Избранное | страница 24
Стало быть, засорившийся мундштук надо продуть с другого конца. Не время должно довлеть надо мною, а я — полновластно распоряжаться временем, и, понятное дело, как можно дольше.
Расположимся на очень низком сиденье, к примеру, в провисшем чуть ли не до пола шезлонге, ненадолго расслабим мускулы и затем попробуем рывком подняться на ноги. Пока мы дергаемся, пытаясь выкарабкаться, с лица у нас не сходит улыбка.
Та же улыбка, как если бы кто-то, стоя позади шезлонга, удерживал нас за плечи. Конечно же, этот кто-то — один из приятных нам людей. Или как если бы тот же человек, подкравшись со спины, ладонями прикрыл наши глаза — в шутку, чтобы на секунду мы ослепли.
И чем настойчивее наши попытки тотчас же с детской резвостью вскочить на ноги, тем шире, лучезарнее становится наша улыбка. Можно подумать, что игра лицевых мускулов находится в прямой зависимости от мышц ног и спины. Как в народном поверье, будто бы рябь и пенистые гребешки на поверхности горных озер как-то связаны с волнением океанов. Внизу — буря и, возможно, кораблекрушение, а наверху, в горах, — всего лишь переливчатый отблеск водной глади.
Но вот мы и встали. Ничего, что слегка запыхались, лицо наше светится торжеством, иной раз даже вырвется легкий смешок. Как бы в самооправдание. И не только перед другими. Перед самим собой тоже. Над чем же мы в таком случае потешаемся?
У смерти свой юмор. С точки зрения подростка, неожиданный тычок или каверзная подножка — верх остроумия. Шутки смерти не менее плоски: она подкрадывается к нам исподтишка, играя с нами то ли в прятки, то ли в жмурки. Но отчего же мы втягиваемся в эти забавы, место которым разве что на школьном дворе? Играя в чехарду и пританцовывая, приближаемся мы к собственной кончине. Самое время одуматься и стать серьезнее.

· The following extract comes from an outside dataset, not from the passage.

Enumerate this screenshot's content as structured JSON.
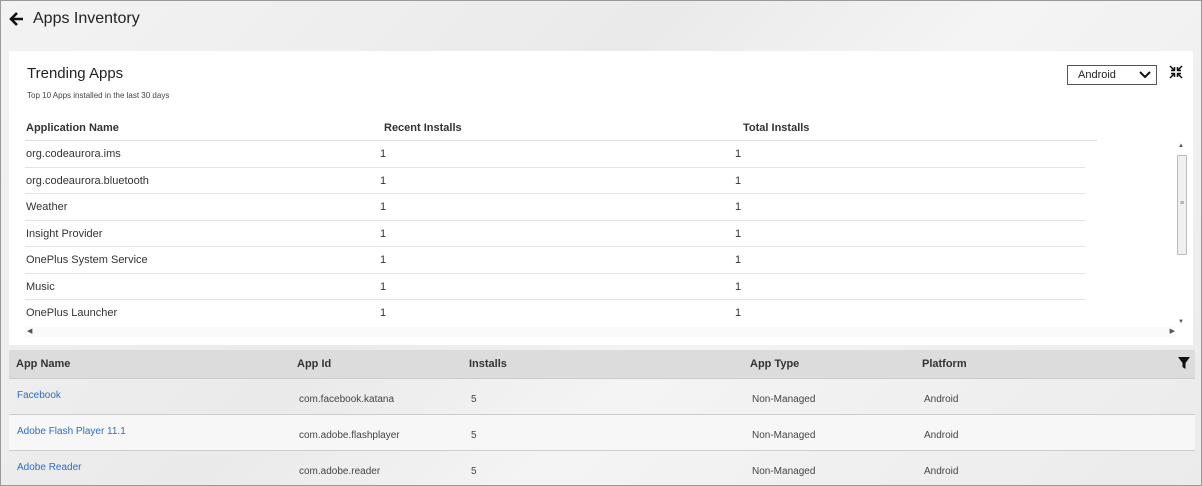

Но подойдем к этой теме с другой стороны.
Дебрецен времен первой мировой войны, год 1917-й; Лёринц Сабо[5], студент, влюбленный в Като Диенеш. И вот он замечает, что бабушка Като, старая Диенеш, поднимаясь по лестнице, всякий раз стонет и охает; этих стонов и охов было ровно столько, сколько ступенек на лестнице. В полной уверенности, что бабушка Диенеш больна, автор «Стрекота кузнечика», и в ту пору жаждавший познать природу человеческих страданий, спросил, отчего старушка стонет.
— Оттого, сынок, что это облегчает душу!
И рассмеялась. Объяснение тому двояко. Первая из причин — насмешка над шутовскими уловками Старухи с косой, чьи проделки под стать дурачествам подмастерья. Другая причина и значительнее первой, и возвышеннее: ею вполне могло стать удовлетворение от того, сколь точно — пусть даже выведя самое себя на чистую воду — старушке удалось выразить свое ощущение.